November 18, 2011
Friends and Colleagues
Warm greetings from National Office, in the hope that the end of the school year is as calm as it can be.
Earlier this month, I had the great privilege of spending time with the Christian Brothers’ community on the island of Negros in the Philippines. In this community, three Australian Brothers, Rod Ellyard, John Moody and Jim Quinn work hard in their different outreaches in education and do wonderful work for the poor in the footsteps of Edmund Rice.
One evening during our visit, Mark Walsh, a colleague of ours from EREA who is working in the Philippines and I were asked by the Brothers to lead the community in evening prayer. We put considerable time into preparing this prayer experience and planned each step carefully so that the prayer could run as smoothly as possible.
However, in the middle of this prayer time, at a reflective stage, there was an interruption; and one of the Brothers left the chapel and returned a couple of minutes later with a family of mother, father and a little baby, together with a lady who worked closely with the Brothers. I must admit that my first reaction was one of annoyance that this reflective experience that we had worked hard to orchestrate was being interrupted. Why couldn’t this family have waited outside until we were finished?
At the end of our prayer time, I heard the full story and was ashamed of my reaction. The little girl, Sophia, was three years old and had recently undergone an operation to remove a tumour from her stomach.
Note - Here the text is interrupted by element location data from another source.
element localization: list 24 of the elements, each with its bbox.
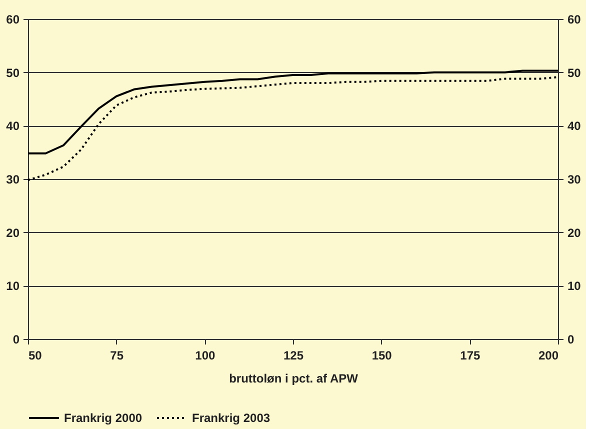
legend-label: Frankrig 2000 <box>64 411 142 425</box>
x-tick-label: 100 <box>195 348 216 362</box>
y2-tick-label: 50 <box>568 66 582 80</box>
x-tick-label: 125 <box>283 348 304 362</box>
y-tick-label: 40 <box>6 119 20 134</box>
y-tick-label: 60 <box>6 12 20 26</box>
y2-tick-label: 40 <box>568 119 582 134</box>
x-axis-title: bruttoløn i pct. af APW <box>229 372 359 386</box>
y2-tick-label: 10 <box>568 279 582 294</box>
y-tick-label: 20 <box>6 226 20 240</box>
y2-tick-label: 30 <box>568 172 582 186</box>
x-tick-label: 75 <box>110 348 124 362</box>
y-tick-label: 50 <box>6 66 20 80</box>
legend-label: Frankrig 2003 <box>192 411 270 425</box>
x-tick-label: 50 <box>28 348 42 362</box>
y2-tick-label: 60 <box>568 12 582 26</box>
x-tick-label: 150 <box>372 348 392 362</box>
y-tick-label: 30 <box>6 172 20 186</box>
y-tick-label: 0 <box>12 332 20 346</box>
y2-tick-label: 20 <box>568 226 582 240</box>
x-tick-label: 175 <box>460 348 480 362</box>
x-tick-label: 200 <box>538 348 559 362</box>
y2-tick-label: 0 <box>568 332 574 346</box>
y-tick-label: 10 <box>6 279 20 294</box>
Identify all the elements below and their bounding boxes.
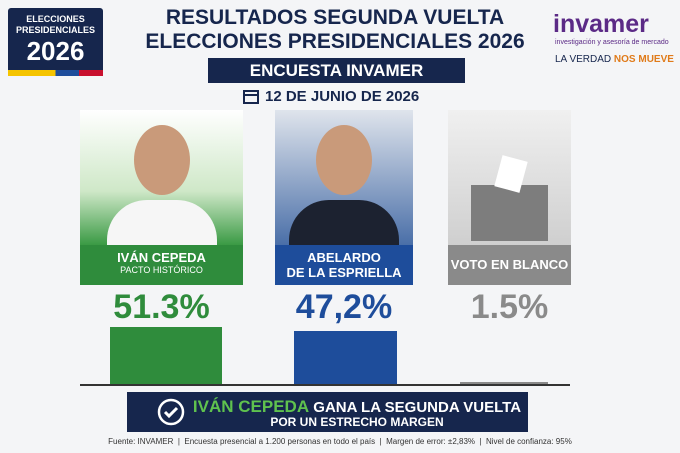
badge-year: 2026	[26, 36, 85, 66]
baseline	[80, 384, 570, 386]
logo-name: invamer	[553, 10, 649, 38]
footer: Fuente: INVAMER | Encuesta presencial a …	[108, 437, 572, 446]
slogan-highlight: NOS MUEVE	[613, 54, 674, 65]
title: RESULTADOS SEGUNDA VUELTA ELECCIONES PRE…	[110, 6, 560, 54]
category-label: IVÁN CEPEDA	[117, 250, 206, 265]
category-subtitle: PACTO HISTÓRICO	[120, 265, 203, 275]
badge-line: ELECCIONES	[26, 14, 85, 24]
value-label: 47,2%	[295, 288, 393, 326]
bar	[460, 382, 548, 384]
date: 12 DE JUNIO DE 2026	[265, 88, 420, 105]
category-box: IVÁN CEPEDA PACTO HISTÓRICO	[80, 245, 243, 285]
banner: IVÁN CEPEDA GANA LA SEGUNDA VUELTA POR U…	[127, 392, 528, 432]
category-box: VOTO EN BLANCO	[448, 245, 571, 285]
value-label: 1.5%	[470, 288, 549, 326]
footer-item: Fuente: INVAMER	[108, 437, 174, 446]
banner-line2: POR UN ESTRECHO MARGEN	[270, 415, 444, 429]
banner-highlight: IVÁN CEPEDA	[192, 397, 310, 416]
banner-text: GANA LA SEGUNDA VUELTA	[313, 399, 522, 416]
person-body	[106, 200, 217, 245]
footer-item: Encuesta presencial a 1.200 personas en …	[184, 437, 376, 446]
bar	[294, 331, 397, 384]
badge-line: PRESIDENCIALES	[15, 25, 95, 35]
value-label: 51.3%	[113, 288, 210, 326]
footer-item: Nivel de confianza: 95%	[485, 437, 572, 446]
bar	[110, 326, 222, 384]
category-box: ABELARDO DE LA ESPRIELLA	[275, 245, 413, 285]
slogan-text: LA VERDAD	[555, 54, 612, 65]
person-body	[289, 200, 399, 245]
flag-stripe	[8, 70, 103, 76]
category-label: ABELARDO DE LA ESPRIELLA	[286, 250, 402, 280]
check-icon	[157, 398, 185, 426]
badge: ELECCIONES PRESIDENCIALES 2026	[8, 8, 103, 76]
footer-item: Margen de error: ±2,83%	[386, 437, 476, 446]
calendar-icon	[243, 90, 259, 104]
logo-tagline: investigación y asesoría de mercado	[555, 39, 669, 46]
banner-line: IVÁN CEPEDA GANA LA SEGUNDA VUELTA	[192, 397, 522, 417]
person-head	[316, 125, 372, 195]
person-head	[133, 125, 190, 195]
title-line: ELECCIONES PRESIDENCIALES 2026	[145, 30, 525, 53]
slogan: LA VERDAD NOS MUEVE	[555, 54, 674, 65]
ballot-box	[471, 185, 548, 241]
title-line: RESULTADOS SEGUNDA VUELTA	[165, 6, 505, 29]
subtitle: ENCUESTA INVAMER	[208, 58, 465, 83]
category-label: VOTO EN BLANCO	[450, 257, 569, 272]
When I got a close look at little Sophia, I could see that the reason the family had returned that evening was that the tumour had emerged again; and her stomach on her small frame was as if she had a basketball inside. Clearly, desperation had brought them to the Brothers’ house that evening.
Her mum and dad were very poor and they had eight other children and lived some hours away. The Brothers had supported the family through Sophia’s illness and provided the resources for the initial operation. They had also undertaken to support the family during the potentially expensive subsequent therapies that little Sophia would need. However, it appeared that things were much more dire than originally thought and Sophia was gravely ill.
What did I learn that evening? Upon reflection, I am sure that without doubt, the most pleasing thing to God that happened in the chapel that evening, was not our eloquent and well planned prayers, but the openness of the Brothers’ community to receive the poor family and to serve them as best they could.
We worship a God who sides with the poor and those at the margins of life. We authentically worship this God by serving and doing all we can for others. Service is worship! It doesn’t matter how eloquent and how wonderful our planned prayers and liturgies might be – without a commitment to serve, our worship will always be empty. As someone wise once said: ‘Worship is a lifestyle not an event… it is not what we do, but who we are and what we are about. It is (or should be) our life’.
As a postscript, the Brothers informed me that young Sophia died peacefully last Saturday, surrounded by her family and those who loved her. I will never forget the little angel who interrupted our prayer that evening; an invaluable lesson with more authority than even the most eloquent of theologians. She taught me that service to, and care for those in need is the most complete way we worship our God who stands with and for those at the margins of life.